Role of NSAIDs in Alzheimer’s Disease

Inflammatory processes have been implicated in the pathogenesis of Alzheimer’s disease. Nonsteroidal anti-inflammatory drugs (NSAIDs) may lessen the inflammatory response by inhibiting cyclooxygenase-1 and cyclooxygenase-2 and by activating the peroxisome proliferator g nuclear transcription factor (PPARα). Results from prior studies examining a protective effect of NSAIDs on the development or progression of Alzheimer’s disease have been inconsistent. Most of these studies have obtained information on NSAID use retrospectively from patients, relatives or medical records. These methods are often incomplete and susceptible to bias, which may lead to misclassification of drug exposure. Pharmacy records in the Netherlands, however, are virtually complete records of drug delivery.
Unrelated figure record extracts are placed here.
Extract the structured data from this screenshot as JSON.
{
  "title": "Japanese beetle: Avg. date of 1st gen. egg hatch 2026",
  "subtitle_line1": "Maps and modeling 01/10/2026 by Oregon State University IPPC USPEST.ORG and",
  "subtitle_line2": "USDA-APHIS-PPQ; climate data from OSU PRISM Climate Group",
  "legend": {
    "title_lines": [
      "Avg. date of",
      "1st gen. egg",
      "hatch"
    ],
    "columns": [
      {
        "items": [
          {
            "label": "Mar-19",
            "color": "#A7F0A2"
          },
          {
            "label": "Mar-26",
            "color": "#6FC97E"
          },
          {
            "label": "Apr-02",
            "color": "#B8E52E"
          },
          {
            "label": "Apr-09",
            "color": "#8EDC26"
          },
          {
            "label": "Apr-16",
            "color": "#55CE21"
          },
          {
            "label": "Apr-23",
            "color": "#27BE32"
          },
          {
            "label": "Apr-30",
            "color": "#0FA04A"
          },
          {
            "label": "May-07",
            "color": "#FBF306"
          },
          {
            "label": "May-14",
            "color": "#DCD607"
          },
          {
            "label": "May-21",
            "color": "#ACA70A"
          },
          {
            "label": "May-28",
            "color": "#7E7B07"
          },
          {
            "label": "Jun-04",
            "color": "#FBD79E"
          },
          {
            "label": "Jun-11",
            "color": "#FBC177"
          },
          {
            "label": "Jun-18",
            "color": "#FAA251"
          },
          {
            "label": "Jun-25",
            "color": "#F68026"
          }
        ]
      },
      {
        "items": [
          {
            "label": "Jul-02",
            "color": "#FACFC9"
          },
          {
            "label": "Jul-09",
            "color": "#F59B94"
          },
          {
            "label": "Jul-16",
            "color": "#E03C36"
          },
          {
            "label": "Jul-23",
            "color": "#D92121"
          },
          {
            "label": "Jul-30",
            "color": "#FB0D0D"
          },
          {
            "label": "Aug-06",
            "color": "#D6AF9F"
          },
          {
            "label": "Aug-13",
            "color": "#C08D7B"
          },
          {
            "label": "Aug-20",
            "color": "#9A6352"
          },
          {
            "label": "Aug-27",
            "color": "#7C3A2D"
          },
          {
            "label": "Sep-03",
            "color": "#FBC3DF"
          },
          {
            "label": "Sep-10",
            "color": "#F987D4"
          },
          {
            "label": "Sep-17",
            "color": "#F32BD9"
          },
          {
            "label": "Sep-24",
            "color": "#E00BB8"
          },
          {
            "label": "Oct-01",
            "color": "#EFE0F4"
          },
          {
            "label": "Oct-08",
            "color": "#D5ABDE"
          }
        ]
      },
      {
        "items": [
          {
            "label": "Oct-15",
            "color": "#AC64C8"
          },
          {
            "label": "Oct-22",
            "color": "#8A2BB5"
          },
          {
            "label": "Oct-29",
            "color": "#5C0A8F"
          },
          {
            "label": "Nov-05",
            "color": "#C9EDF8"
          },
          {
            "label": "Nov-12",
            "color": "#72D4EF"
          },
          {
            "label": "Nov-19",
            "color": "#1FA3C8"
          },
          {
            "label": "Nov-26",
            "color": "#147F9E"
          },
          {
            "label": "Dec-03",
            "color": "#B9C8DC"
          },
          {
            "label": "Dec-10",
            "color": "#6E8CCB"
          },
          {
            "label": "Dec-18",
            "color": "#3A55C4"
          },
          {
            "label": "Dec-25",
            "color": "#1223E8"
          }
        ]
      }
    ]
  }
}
in T’ Veld et al (NEJM 345:1515, 2001) performed a prospective, population-based cohort study to examine the relationship between NSAID use and a decreased risk of Alzheimer’s disease or vascular dementia. The study population was drawn from 10,275 people aged 55 or older living in Ommoord, the Netherlands. Of these 7,983 (78%) agreed to participate. From this group, 6,989 were free from dementia at baseline and did not develop dementia within six months of beginning the study. These patients were screened twice for dementia during the eight-year study period. Study subjects were followed until death, diagnosis of dementia, or end of study.

Complete information on NSAID prescription was obtained from computerized pharmacy records. Dementia was ascertained by using the Mini-Mental State Examination and the Geriatric Mental State Schedule. Patients were then examined by a physician using the Cambridge Mental Disorders of the Elderly Examination diagnostic interview. Subjects believed to have dementia were then examined by a neurologist and a neuropsychologist and underwent magnetic resonance imaging of the brain.

Results: During the study period, 394 subjects were diagnosed with dementia. Of these 293 had Alzheimer’s disease, 56 had vascular dementia and 45 had other types of dementia.

Use of an NSAID at any time, as compared to no use at any time was associated with a lower risk of Alzheimer’s disease (relative risk, 0.86; 95 percent confidence interval, 0.66 to 1.09). In those whose cumulative NSAID use was categorized as short-term (1 month or less), the risk of Alzheimer’s disease was 0.95 (95 percent confidence interval, 0.70 to 1.29). Intermediate-term use (1-23 months) was associated with a relative risk of 0.83 (95 percent confidence interval, 0.62 to 1.11) and long-term(>24 months) use of NSAIDs was associated with a relative risk of 0.20 (95 percent confidence interval, 0.05 to 0.83). These reductions in risk could not be attributed to the use of a particular NSAID. No association was found between the use of NSAIDs and the risk of vascular dementia.

Conclusion: The long-term use of NSAIDS may protect against Alzheimer’s disease but not against vascular dementia.

Editorial Comment: This is an important study that may resolve prior conflicting studies on the role of anti-inflammatory drugs in preventing or delaying the onset of Alzheimer’s disease. This study has several important advantages over prior studies. First, it was a prospective study of a large number of patients (>7000) followed over a long period of time (7 years). Second, it utilized pharmacy records to determine NSAID use, a much more accurate method than relying on patient recall of historical NSAID use. A long-term intervention trial of NSAIDs is now indicated and underway in the U.S. through the National Institute of Aging.